For the online presentation we could be much more ambitious: we had the opportunity to show the distribution of Brexit views in Britain. To do so we opted for an interactive ternary plot. We worried that at first sight a 3D scatter might appear bewildering to readers, but on balance it gave us the opportunity to portray a far more detailed profile of the country.
In truth, the ternary plot isn’t that difficult to understand. It works much like a typical two-dimensional scatter chart, except each side of the triangle allows you to visualise a new dimension of the data. In this instance, each side refers to the probability that a given individual would support a particular Brexit position: no deal, deal or remain. We considered using a static version of the ternary chart for print, but quickly realised that without the ability to play around with the data it would be off-putting for some. Online, with clear sign-posting, we were confident that it would be a good charting solution.
To begin with, we made some initial drafts of the chart using a purpose-built open-source package in R, “ggtern”. Plotting every single survey response — 90,000 points in total — was overwhelming. We needed another solution. In order to whittle-down the data, we first created a set of 675,000 hypothetical voters for each combination of sex, education, income, and so on. We then attached the sample weights to each of these voters so that we knew for each theoretical observation how prevalent their demographic characteristics were.

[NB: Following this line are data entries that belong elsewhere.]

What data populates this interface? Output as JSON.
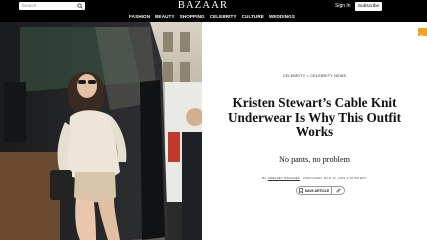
{
  "header": {
    "search_placeholder": "Search",
    "logo": "BAZAAR",
    "nav": [
      "FASHION",
      "BEAUTY",
      "SHOPPING",
      "CELEBRITY",
      "CULTURE",
      "WEDDINGS"
    ],
    "signin": "Sign In",
    "subscribe": "Subscribe"
  },
  "article": {
    "kicker": "CELEBRITY × CELEBRITY NEWS",
    "headline": "Kristen Stewart’s Cable Knit Underwear Is Why This Outfit Works",
    "dek": "No pants, no problem",
    "byline_prefix": "BY",
    "author": "CHELSEY SANCHEZ",
    "published": "PUBLISHED: MAR 12, 2024 3:18 PM EDT",
    "save_label": "SAVE ARTICLE"
  },
  "icons": {
    "search": "search-icon",
    "bookmark": "bookmark-icon",
    "share": "link-icon",
    "ad": "ad-choices-icon"
  },
  "colors": {
    "header_bg": "#000000",
    "accent_ad": "#f7a21b"
  }
}
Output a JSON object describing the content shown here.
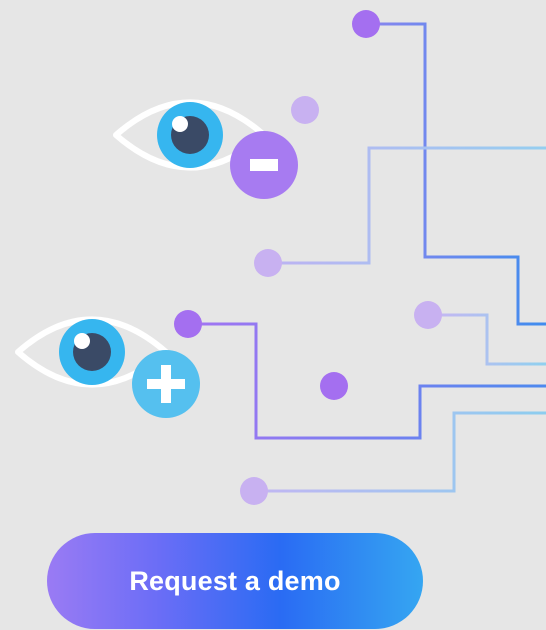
{
  "cta": {
    "label": "Request a demo"
  },
  "illustration": {
    "icons": [
      "eye-icon",
      "minus-badge-icon",
      "eye-icon",
      "plus-badge-icon"
    ],
    "colors": {
      "background": "#e6e6e6",
      "eye_iris": "#36b6ef",
      "eye_pupil": "#3a4a66",
      "eye_outline": "#ffffff",
      "minus_badge": "#a77bf1",
      "plus_badge": "#55c0ef",
      "node_purple": "#a46ff0",
      "node_lilac": "#c8b1f1",
      "line_blue": "#3a88ee",
      "line_sky": "#86ccef",
      "line_teal": "#7fd0dd"
    }
  }
}
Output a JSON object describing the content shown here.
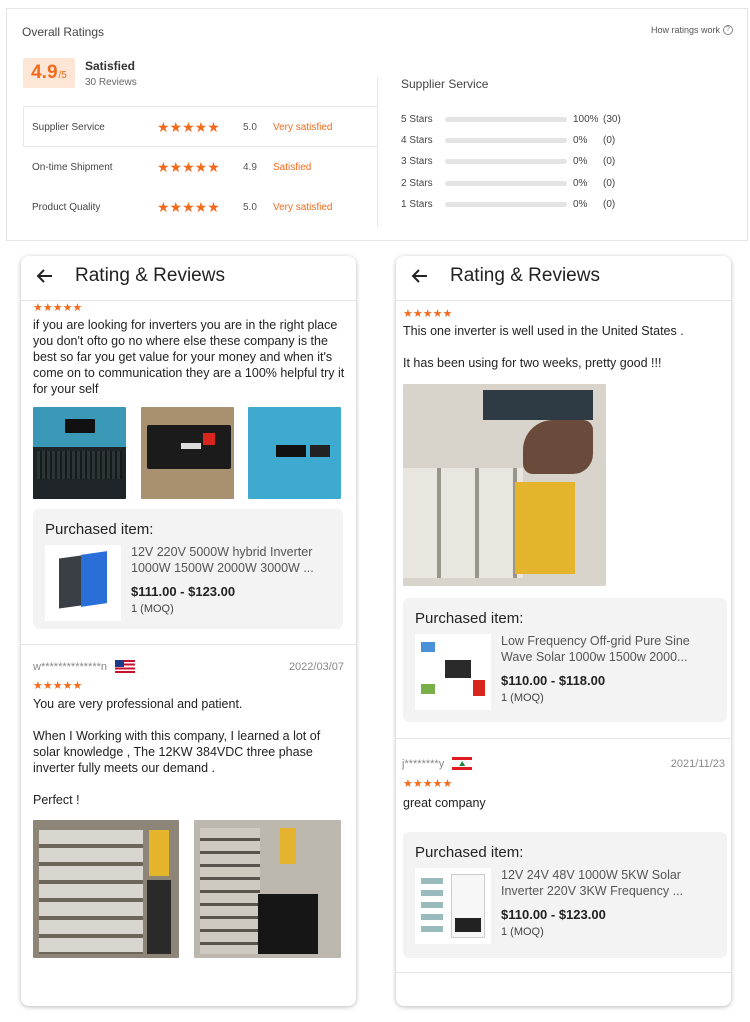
{
  "overall": {
    "title": "Overall Ratings",
    "how_link": "How ratings work",
    "help_glyph": "?",
    "score": "4.9",
    "score_max": "/5",
    "satisfaction": "Satisfied",
    "reviews": "30 Reviews",
    "categories": [
      {
        "name": "Supplier Service",
        "stars": "★★★★★",
        "score": "5.0",
        "label": "Very satisfied"
      },
      {
        "name": "On-time Shipment",
        "stars": "★★★★★",
        "score": "4.9",
        "label": "Satisfied"
      },
      {
        "name": "Product Quality",
        "stars": "★★★★★",
        "score": "5.0",
        "label": "Very satisfied"
      }
    ],
    "supplier_service": {
      "title": "Supplier Service",
      "bars": [
        {
          "label": "5 Stars",
          "fraction": 1.0,
          "pct": "100%",
          "count": "(30)"
        },
        {
          "label": "4 Stars",
          "fraction": 0.0,
          "pct": "0%",
          "count": "(0)"
        },
        {
          "label": "3 Stars",
          "fraction": 0.0,
          "pct": "0%",
          "count": "(0)"
        },
        {
          "label": "2 Stars",
          "fraction": 0.0,
          "pct": "0%",
          "count": "(0)"
        },
        {
          "label": "1 Stars",
          "fraction": 0.0,
          "pct": "0%",
          "count": "(0)"
        }
      ]
    }
  },
  "left_phone": {
    "title": "Rating & Reviews",
    "review1": {
      "stars": "★★★★★",
      "text": "if you are looking for inverters you are in the right place you don't ofto go no where else  these company is the best so far you get value for your money and when it's come on to communication they are a 100% helpful try it for your self"
    },
    "purchased1": {
      "label": "Purchased item:",
      "name": "12V 220V 5000W hybrid Inverter 1000W 1500W 2000W 3000W ...",
      "price": "$111.00 - $123.00",
      "moq": "1 (MOQ)"
    },
    "review2": {
      "reviewer": "w**************n",
      "date": "2022/03/07",
      "stars": "★★★★★",
      "text": "You are very professional and patient.\n\nWhen  I Working with this company, I learned a lot of solar knowledge ,  The 12KW 384VDC three phase inverter fully meets our demand .\n\nPerfect !"
    }
  },
  "right_phone": {
    "title": "Rating & Reviews",
    "review1": {
      "stars": "★★★★★",
      "text": "This one inverter is well used in the United States .\n\nIt has been using  for two weeks, pretty good !!!"
    },
    "purchased1": {
      "label": "Purchased item:",
      "name": "Low Frequency Off-grid Pure Sine Wave Solar 1000w 1500w 2000...",
      "price": "$110.00 - $118.00",
      "moq": "1 (MOQ)"
    },
    "review2": {
      "reviewer": "j********y",
      "date": "2021/11/23",
      "stars": "★★★★★",
      "text": "great company"
    },
    "purchased2": {
      "label": "Purchased item:",
      "name": "12V 24V 48V 1000W 5KW Solar Inverter 220V 3KW Frequency ...",
      "price": "$110.00 - $123.00",
      "moq": "1 (MOQ)"
    }
  },
  "colors": {
    "accent": "#f26b1d",
    "score_bg": "#fde6d6",
    "card_bg": "#f3f3f3"
  }
}
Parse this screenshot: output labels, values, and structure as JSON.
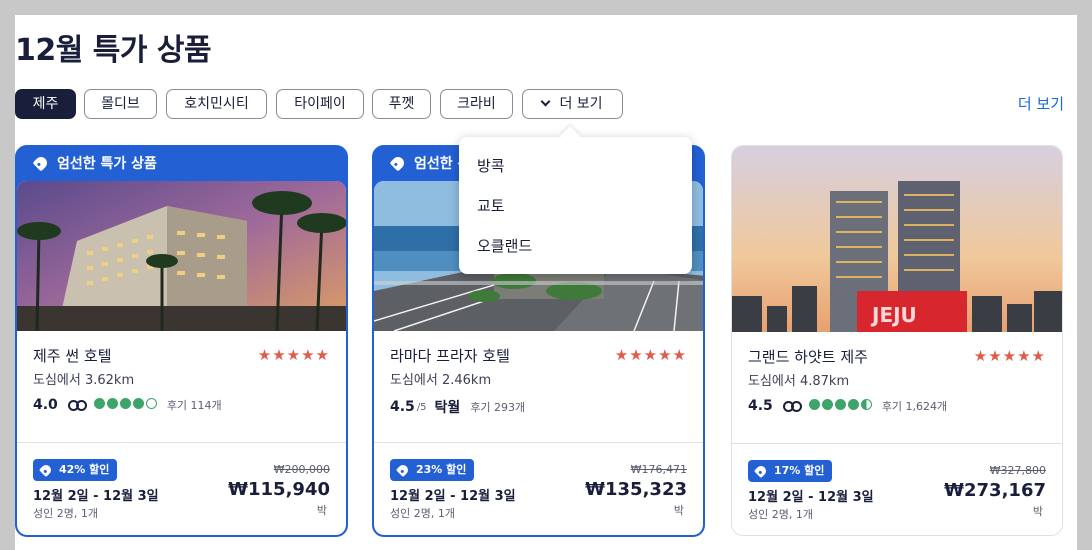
{
  "title": "12월 특가 상품",
  "filters": [
    "제주",
    "몰디브",
    "호치민시티",
    "타이페이",
    "푸껫",
    "크라비"
  ],
  "more_filter_label": "더 보기",
  "more_link": "더 보기",
  "dropdown_items": [
    "방콕",
    "교토",
    "오클랜드"
  ],
  "featured_banner": "엄선한 특가 상품",
  "cards": [
    {
      "name": "제주 썬 호텔",
      "stars": "★★★★★",
      "distance": "도심에서 3.62km",
      "rating": "4.0",
      "reviews": "후기 114개",
      "discount": "42% 할인",
      "dates": "12월 2일 - 12월 3일",
      "guests": "성인 2명, 1개",
      "old_price": "₩200,000",
      "price": "₩115,940",
      "unit": "박"
    },
    {
      "name": "라마다 프라자 호텔",
      "stars": "★★★★★",
      "distance": "도심에서 2.46km",
      "rating": "4.5",
      "rating_scale": "/5",
      "rating_word": "탁월",
      "reviews": "후기 293개",
      "discount": "23% 할인",
      "dates": "12월 2일 - 12월 3일",
      "guests": "성인 2명, 1개",
      "old_price": "₩176,471",
      "price": "₩135,323",
      "unit": "박"
    },
    {
      "name": "그랜드 하얏트 제주",
      "stars": "★★★★★",
      "distance": "도심에서 4.87km",
      "rating": "4.5",
      "reviews": "후기 1,624개",
      "discount": "17% 할인",
      "dates": "12월 2일 - 12월 3일",
      "guests": "성인 2명, 1개",
      "old_price": "₩327,800",
      "price": "₩273,167",
      "unit": "박"
    }
  ],
  "colors": {
    "accent": "#2360d4",
    "link": "#1668e3",
    "stars": "#e05c4a",
    "tripadvisor": "#3da56a",
    "active_chip": "#191e3b"
  }
}
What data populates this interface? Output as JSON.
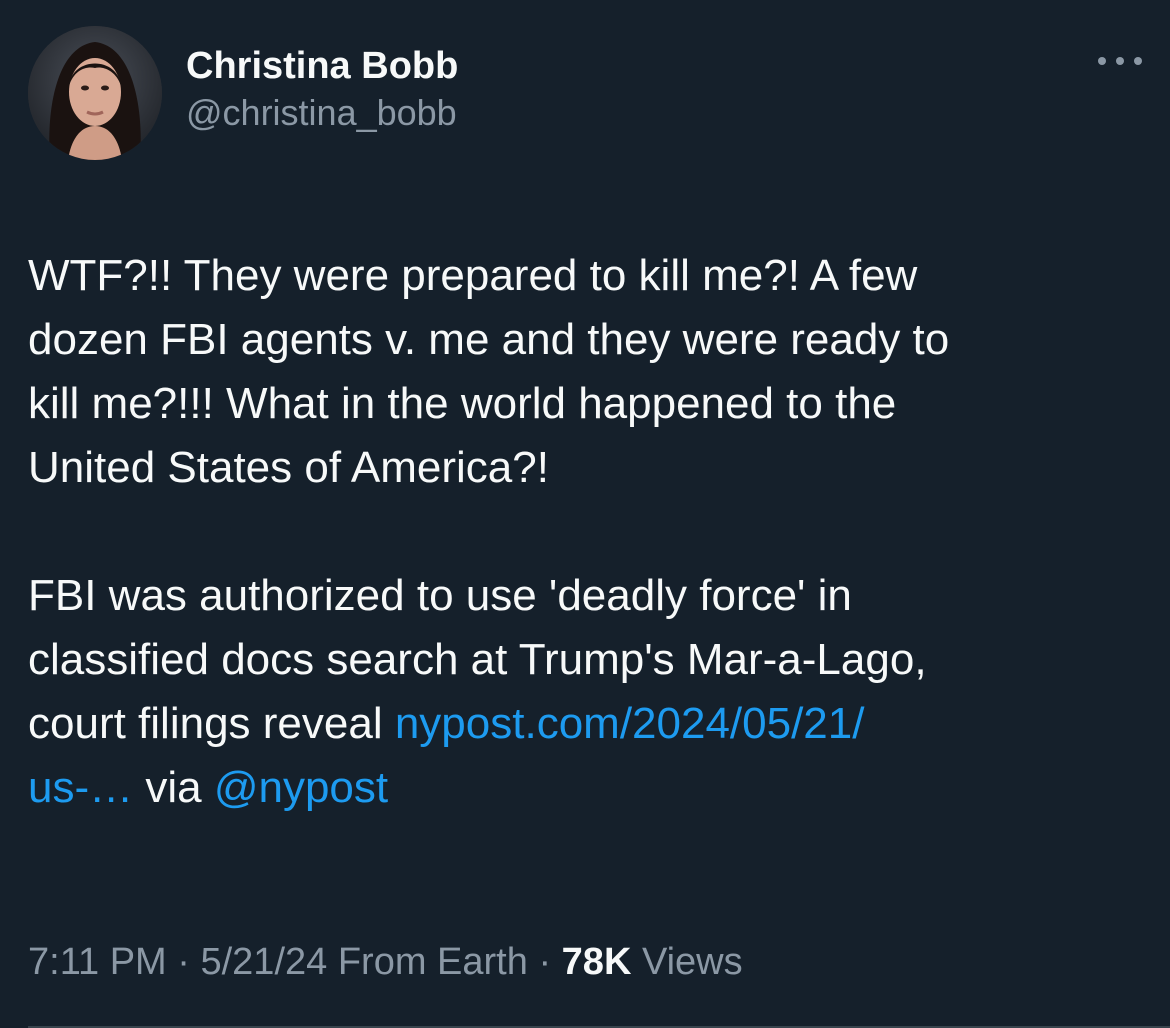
{
  "colors": {
    "background": "#15202b",
    "text": "#f7f9f9",
    "secondary_text": "#8b98a5",
    "link": "#1d9bf0"
  },
  "author": {
    "display_name": "Christina Bobb",
    "handle": "@christina_bobb",
    "avatar": "profile-photo"
  },
  "menu": {
    "icon": "more-horizontal-icon"
  },
  "tweet": {
    "paragraph_1": "WTF?!! They were prepared to kill me?! A few\ndozen FBI agents v. me and they were ready to\nkill me?!!!  What in the world happened to the\nUnited States of America?!",
    "paragraph_2_text": "FBI was authorized to use 'deadly force' in\nclassified docs search at Trump's Mar-a-Lago,\ncourt filings reveal ",
    "link_url_text": "nypost.com/2024/05/21/\nus-…",
    "via_text": " via ",
    "mention": "@nypost"
  },
  "meta": {
    "time": "7:11 PM",
    "separator_1": " · ",
    "date": "5/21/24",
    "source": " From Earth",
    "separator_2": " · ",
    "views_count": "78K",
    "views_label": " Views"
  }
}
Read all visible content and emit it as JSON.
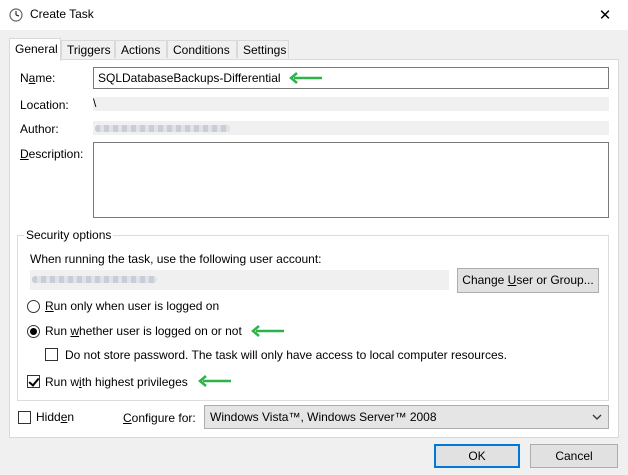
{
  "window": {
    "title": "Create Task",
    "close_glyph": "✕"
  },
  "tabs": [
    "General",
    "Triggers",
    "Actions",
    "Conditions",
    "Settings"
  ],
  "general": {
    "name_label_pre": "N",
    "name_label_under": "a",
    "name_label_post": "me:",
    "name_value": "SQLDatabaseBackups-Differential",
    "location_label": "Location:",
    "location_value": "\\",
    "author_label": "Author:",
    "description_label_under": "D",
    "description_label_post": "escription:"
  },
  "security": {
    "group_title": "Security options",
    "account_prompt": "When running the task, use the following user account:",
    "change_user_button": {
      "pre": "Change ",
      "under": "U",
      "post": "ser or Group..."
    },
    "radio_logged_on": {
      "under": "R",
      "post": "un only when user is logged on",
      "checked": false
    },
    "radio_whether": {
      "pre": "Run ",
      "under": "w",
      "post": "hether user is logged on or not",
      "checked": true
    },
    "checkbox_no_store": {
      "pre": "Do not store password.  The task will only have access to local computer resources.",
      "checked": false
    },
    "checkbox_highest": {
      "pre": "Run w",
      "under": "i",
      "post": "th highest privileges",
      "checked": true
    }
  },
  "bottom": {
    "hidden_label_pre": "Hidd",
    "hidden_label_under": "e",
    "hidden_label_post": "n",
    "hidden_checked": false,
    "configure_label_under": "C",
    "configure_label_post": "onfigure for:",
    "configure_value": "Windows Vista™, Windows Server™ 2008"
  },
  "footer": {
    "ok": "OK",
    "cancel": "Cancel"
  },
  "colors": {
    "annotation_arrow": "#2db34a",
    "accent": "#0078d7"
  },
  "icons": [
    "clock-icon",
    "close-icon",
    "chevron-down-icon",
    "green-arrow-icon"
  ]
}
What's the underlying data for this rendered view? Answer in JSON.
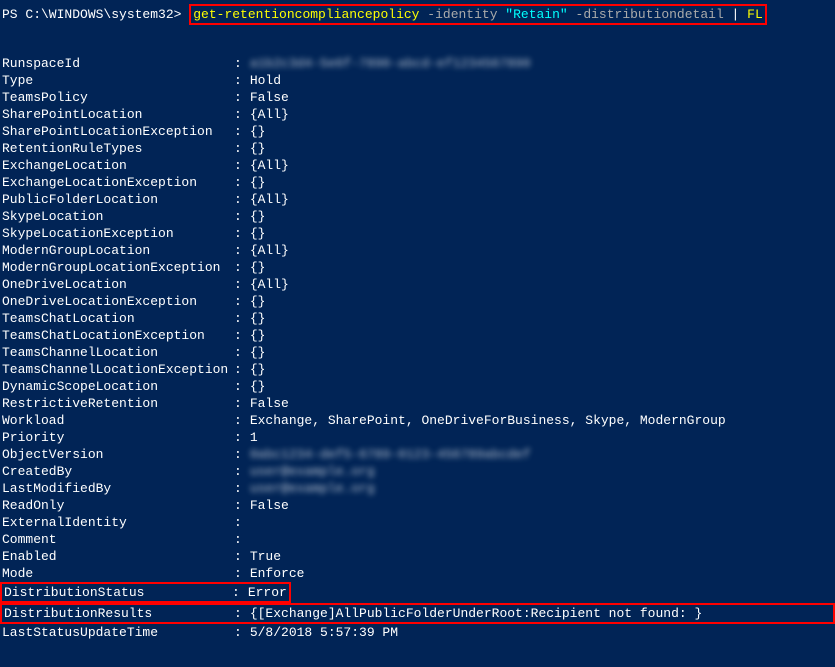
{
  "prompt": "PS C:\\WINDOWS\\system32> ",
  "command": {
    "cmd": "get-retentioncompliancepolicy",
    "param1": " -identity",
    "value1": " \"Retain\"",
    "param2": " -distributiondetail",
    "pipe": " | ",
    "fl": "  FL"
  },
  "rows": [
    {
      "key": "RunspaceId",
      "value": "a1b2c3d4-5e6f-7890-abcd-ef1234567890",
      "blurred": true
    },
    {
      "key": "Type",
      "value": "Hold"
    },
    {
      "key": "TeamsPolicy",
      "value": "False"
    },
    {
      "key": "SharePointLocation",
      "value": "{All}"
    },
    {
      "key": "SharePointLocationException",
      "value": "{}"
    },
    {
      "key": "RetentionRuleTypes",
      "value": "{}"
    },
    {
      "key": "ExchangeLocation",
      "value": "{All}"
    },
    {
      "key": "ExchangeLocationException",
      "value": "{}"
    },
    {
      "key": "PublicFolderLocation",
      "value": "{All}"
    },
    {
      "key": "SkypeLocation",
      "value": "{}"
    },
    {
      "key": "SkypeLocationException",
      "value": "{}"
    },
    {
      "key": "ModernGroupLocation",
      "value": "{All}"
    },
    {
      "key": "ModernGroupLocationException",
      "value": "{}"
    },
    {
      "key": "OneDriveLocation",
      "value": "{All}"
    },
    {
      "key": "OneDriveLocationException",
      "value": "{}"
    },
    {
      "key": "TeamsChatLocation",
      "value": "{}"
    },
    {
      "key": "TeamsChatLocationException",
      "value": "{}"
    },
    {
      "key": "TeamsChannelLocation",
      "value": "{}"
    },
    {
      "key": "TeamsChannelLocationException",
      "value": "{}"
    },
    {
      "key": "DynamicScopeLocation",
      "value": "{}"
    },
    {
      "key": "RestrictiveRetention",
      "value": "False"
    },
    {
      "key": "Workload",
      "value": "Exchange, SharePoint, OneDriveForBusiness, Skype, ModernGroup"
    },
    {
      "key": "Priority",
      "value": "1"
    },
    {
      "key": "ObjectVersion",
      "value": "0abc1234-def5-6789-0123-456789abcdef",
      "blurred": true
    },
    {
      "key": "CreatedBy",
      "value": "user@example.org",
      "blurred": true
    },
    {
      "key": "LastModifiedBy",
      "value": "user@example.org",
      "blurred": true
    },
    {
      "key": "ReadOnly",
      "value": "False"
    },
    {
      "key": "ExternalIdentity",
      "value": ""
    },
    {
      "key": "Comment",
      "value": ""
    },
    {
      "key": "Enabled",
      "value": "True"
    },
    {
      "key": "Mode",
      "value": "Enforce"
    },
    {
      "key": "DistributionStatus",
      "value": "Error",
      "redbox": "short"
    },
    {
      "key": "DistributionResults",
      "value": "{[Exchange]AllPublicFolderUnderRoot:Recipient not found: }",
      "redbox": "full"
    },
    {
      "key": "LastStatusUpdateTime",
      "value": "5/8/2018 5:57:39 PM"
    }
  ]
}
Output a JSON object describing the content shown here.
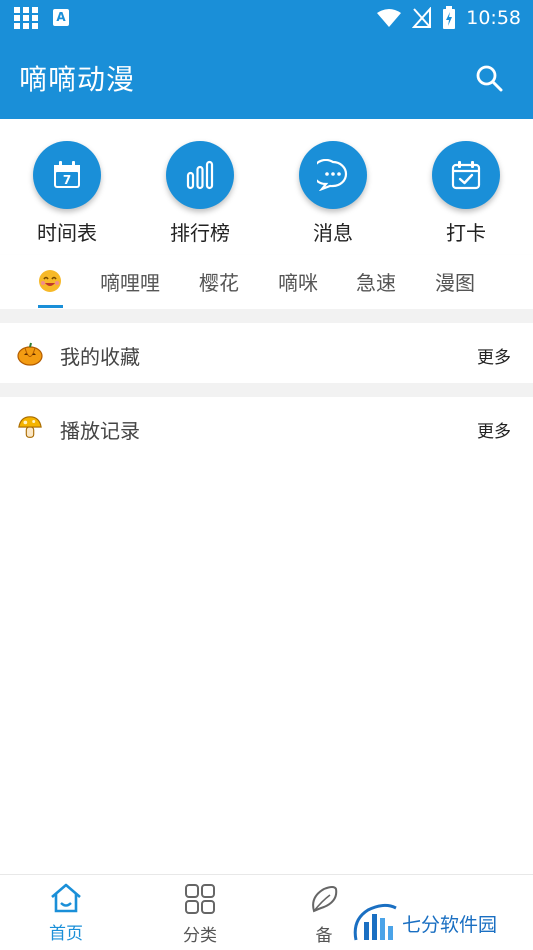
{
  "status_bar": {
    "time": "10:58",
    "app_badge": "A"
  },
  "app_bar": {
    "title": "嘀嘀动漫"
  },
  "quick_actions": [
    {
      "label": "时间表",
      "icon": "calendar-icon",
      "day": "7"
    },
    {
      "label": "排行榜",
      "icon": "bar-chart-icon"
    },
    {
      "label": "消息",
      "icon": "chat-bubble-icon"
    },
    {
      "label": "打卡",
      "icon": "calendar-check-icon"
    }
  ],
  "tabs": {
    "active_icon": "smiley-icon",
    "items": [
      "嘀哩哩",
      "樱花",
      "嘀咪",
      "急速",
      "漫图"
    ]
  },
  "sections": [
    {
      "title": "我的收藏",
      "more": "更多",
      "icon": "pumpkin-icon"
    },
    {
      "title": "播放记录",
      "more": "更多",
      "icon": "mushroom-icon"
    }
  ],
  "bottom_nav": [
    {
      "label": "首页",
      "icon": "home-icon",
      "active": true
    },
    {
      "label": "分类",
      "icon": "grid-icon",
      "active": false
    },
    {
      "label": "备",
      "icon": "leaf-icon",
      "active": false
    }
  ],
  "watermark": {
    "text": "七分软件园"
  },
  "colors": {
    "primary": "#1a8fd8",
    "background": "#ffffff",
    "divider": "#f2f2f2"
  }
}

Remarkably, just 29,000 of our 675,000 theoretical voters actually existed. The remainder were profiles of theoretical voters that didn’t exist — or at least didn’t exist in a survey of 90,000 adults. With 29,000 profiles of voters to deal with we took a weighted random sample of 2,500 of our observations. Because our random sample picked the most prevalent profiles, we were able to represent some 25% of the British electorate with just 2,500 observations of individuals. Plotting this number of points gave us the right balance between exploration and clarity.
The response to our experimental and ambitious visualisation has been wholly warm. And in the months since publication other news publications have followed suit (for example, here and here). We hope that the more people are aware of the power of this kind of chart, the more frequently it will be used in the future. Please feel free to post your favourite examples of the ternary chart in the comments below.
NB: We have made the data underlying our chart available via our GitHub repository.